Not Nick Perrone of Warrensburg High — he heads into the woods behind his home to collect maple sap, check lines of his vacuum-operated sap-collection system, and perhaps split some wood and boil down some maple syrup for sale.
Perrone, 18, operates his own maple syrup production enterprise on Truesdale Hill Road, and some say he may be the leading maple entrepreneur of his age in the state.
He now is tapping 500 trees — a considerable expansion from his prior two years in maple syrup production.
March 29, Perrone gave a tour of his sugarhouse and outlying facilities as he collected sap and readied his evaporator and other processing equipment for the heavy sap flows expected over the next few days.
“I mix tradition with efficiency,” Perrone said as he showed off his wood-fired evaporator with a turbocharged firebox he fashioned to provide for even, consistent heat under the sap tank.
“There’s something special about maple syrup that’s been boiled down over a wood fire,” he added.

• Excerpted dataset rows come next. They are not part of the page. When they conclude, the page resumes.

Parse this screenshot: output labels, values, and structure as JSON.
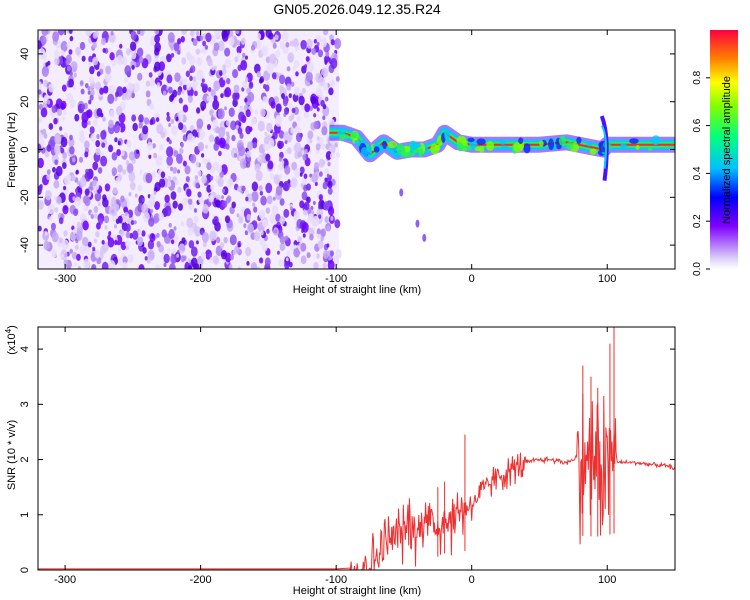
{
  "page": {
    "title": "GN05.2026.049.12.35.R24"
  },
  "chart_data": [
    {
      "type": "heatmap",
      "title": "GN05.2026.049.12.35.R24",
      "xlabel": "Height of straight line (km)",
      "ylabel": "Frequency (Hz)",
      "xlim": [
        -320,
        150
      ],
      "ylim": [
        -50,
        50
      ],
      "x_ticks": [
        -300,
        -200,
        -100,
        0,
        100
      ],
      "y_ticks": [
        -40,
        -20,
        0,
        20,
        40
      ],
      "colormap": [
        "#d8c8f8",
        "#7f00ff",
        "#0000ff",
        "#00bfff",
        "#00ff80",
        "#ffff00",
        "#ff8000",
        "#ff0040"
      ],
      "colorbar": {
        "label": "Normalized spectral amplitude",
        "range": [
          0,
          1
        ],
        "ticks": [
          0.0,
          0.2,
          0.4,
          0.6,
          0.8
        ]
      },
      "regions": [
        {
          "description": "broadband noise",
          "x": [
            -320,
            -98
          ],
          "y": [
            -50,
            50
          ],
          "amplitude": 0.1
        },
        {
          "description": "carrier band",
          "x": [
            -105,
            150
          ],
          "y_center_km": [
            [
              -105,
              7
            ],
            [
              -95,
              7
            ],
            [
              -85,
              5
            ],
            [
              -75,
              -2
            ],
            [
              -65,
              3
            ],
            [
              -55,
              -1
            ],
            [
              -45,
              0
            ],
            [
              -35,
              0
            ],
            [
              -25,
              2
            ],
            [
              -20,
              7
            ],
            [
              -10,
              3
            ],
            [
              0,
              2
            ],
            [
              20,
              2
            ],
            [
              50,
              2
            ],
            [
              70,
              3
            ],
            [
              97,
              0
            ],
            [
              100,
              2
            ],
            [
              150,
              2
            ]
          ],
          "amplitude": 0.6
        },
        {
          "description": "streak",
          "points": [
            [
              -52,
              -18
            ],
            [
              -40,
              -31
            ],
            [
              -35,
              -37
            ]
          ],
          "amplitude": 0.1
        }
      ]
    },
    {
      "type": "line",
      "xlabel": "Height of straight line (km)",
      "ylabel": "SNR (10 * v/v)",
      "y_multiplier": "(x10",
      "y_multiplier_exp": "4",
      "xlim": [
        -320,
        150
      ],
      "ylim": [
        0,
        4.4
      ],
      "x_ticks": [
        -300,
        -200,
        -100,
        0,
        100
      ],
      "y_ticks": [
        0,
        1,
        2,
        3,
        4
      ],
      "line_color": "#ee3030",
      "series": [
        {
          "x": [
            -320,
            -100,
            -80,
            -70,
            -60,
            -50,
            -45,
            -40,
            -35,
            -30,
            -25,
            -20,
            -15,
            -10,
            0,
            10,
            20,
            30,
            40,
            50,
            60,
            70,
            75,
            80,
            85,
            90,
            95,
            100,
            105,
            108,
            110,
            120,
            130,
            140,
            150
          ],
          "y": [
            0.02,
            0.02,
            0.05,
            0.25,
            0.6,
            0.7,
            1.0,
            0.6,
            1.1,
            0.9,
            0.8,
            1.0,
            0.9,
            1.1,
            1.2,
            1.5,
            1.7,
            1.85,
            1.95,
            2.0,
            2.0,
            1.95,
            2.0,
            2.1,
            2.0,
            2.05,
            2.0,
            2.1,
            2.2,
            1.95,
            1.95,
            1.95,
            1.92,
            1.9,
            1.85
          ],
          "spikes": [
            {
              "x": -25,
              "y": 1.5
            },
            {
              "x": -20,
              "y": 1.6
            },
            {
              "x": -5,
              "y": 2.45
            },
            {
              "x": 82,
              "y": 3.7
            },
            {
              "x": 88,
              "y": 3.5
            },
            {
              "x": 93,
              "y": 3.3
            },
            {
              "x": 102,
              "y": 4.1
            },
            {
              "x": 105,
              "y": 4.4
            }
          ]
        }
      ]
    }
  ]
}
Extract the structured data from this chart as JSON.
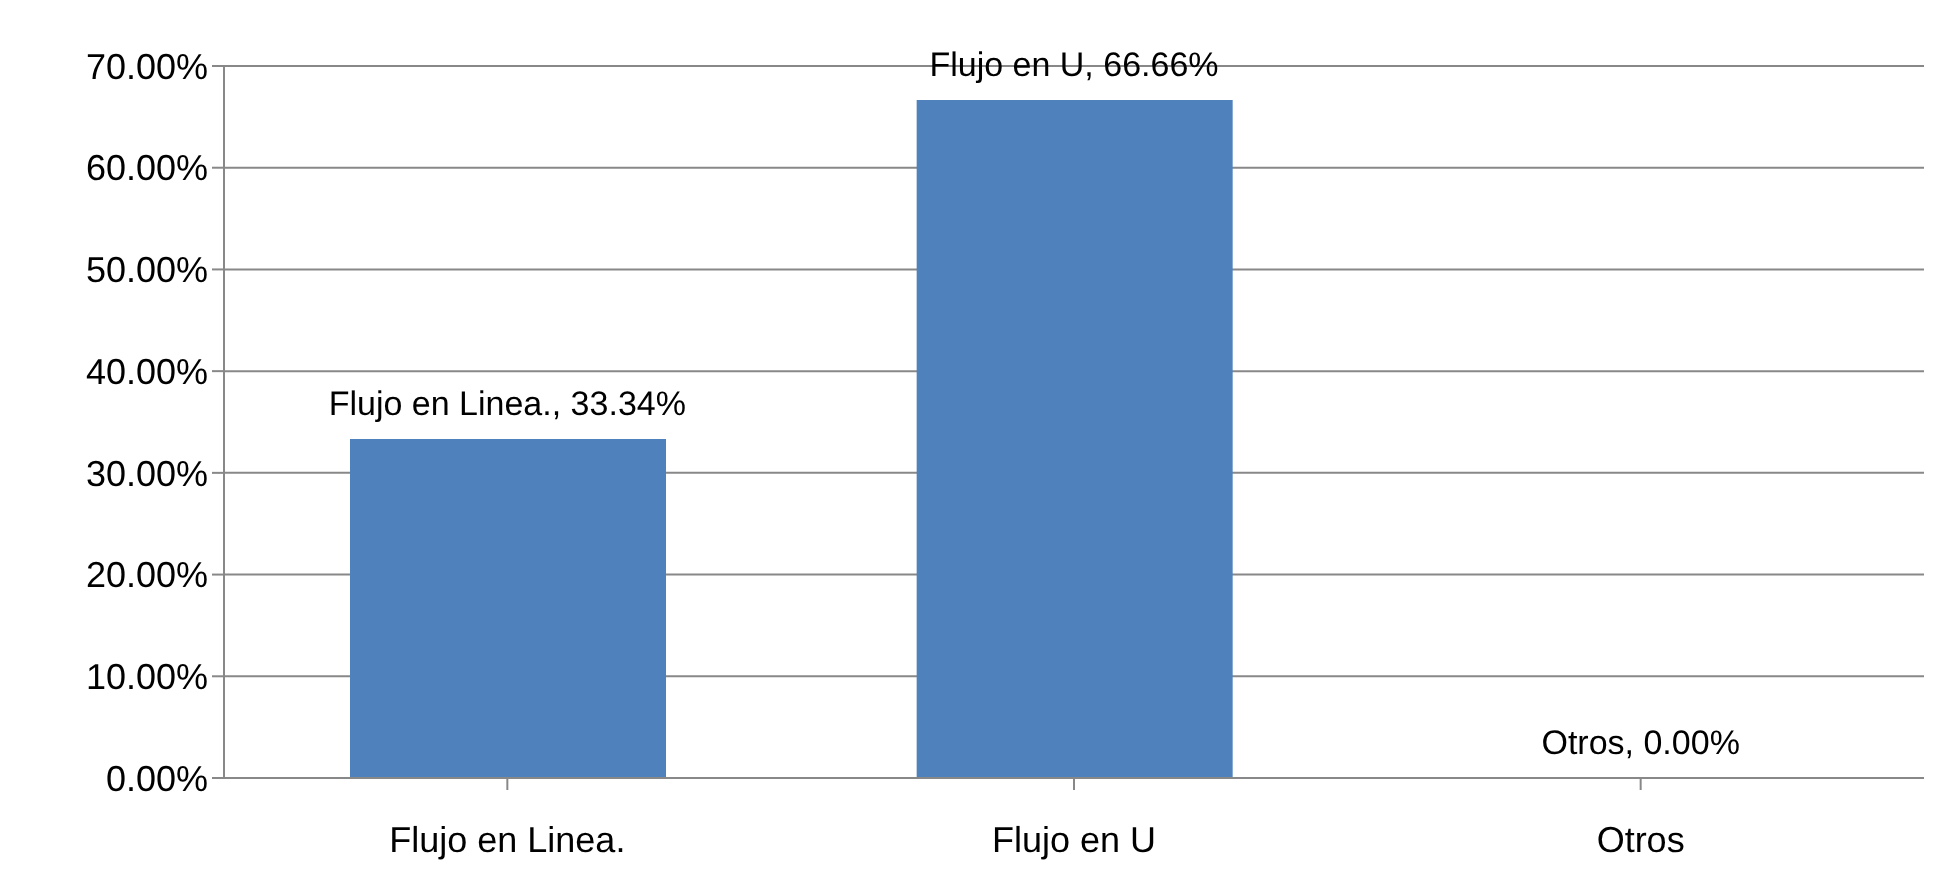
{
  "chart_data": {
    "type": "bar",
    "categories": [
      "Flujo en Linea.",
      "Flujo en U",
      "Otros"
    ],
    "values": [
      33.34,
      66.66,
      0
    ],
    "color": "#4f81bd",
    "value_labels": [
      "Flujo en Linea., 33.34%",
      "Flujo en U, 66.66%",
      "Otros, 0.00%"
    ],
    "ylim": [
      0,
      70
    ],
    "yticks": [
      {
        "value": 0,
        "label": "0.00%"
      },
      {
        "value": 10,
        "label": "10.00%"
      },
      {
        "value": 20,
        "label": "20.00%"
      },
      {
        "value": 30,
        "label": "30.00%"
      },
      {
        "value": 40,
        "label": "40.00%"
      },
      {
        "value": 50,
        "label": "50.00%"
      },
      {
        "value": 60,
        "label": "60.00%"
      },
      {
        "value": 70,
        "label": "70.00%"
      }
    ],
    "grid": "y",
    "legend": false
  }
}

The modern aspects of his setup include a clear filter press for maximum purity and convenient monitoring, Perrone said as he emphasized he’d be seeking blue ribbons for his syrup’s taste, clarity and quality at upcoming competitions.
Behind his house, his “sugar bush,” or the stand of maple trees he outfits with 260 taps, is spread over 30 acres. Some of the land belongs to neighbors who are helpful in his enterprise, he said. Perrone also has about 260 other trees tapped in plots several miles away between Warrensburg and Lake George. Perrone plans on processing about 1,000 gallons of sap per day this year. To transport the sap back to his sugar house, Nick has outfitted a one-ton dump truck with a 300-gallon sap tank.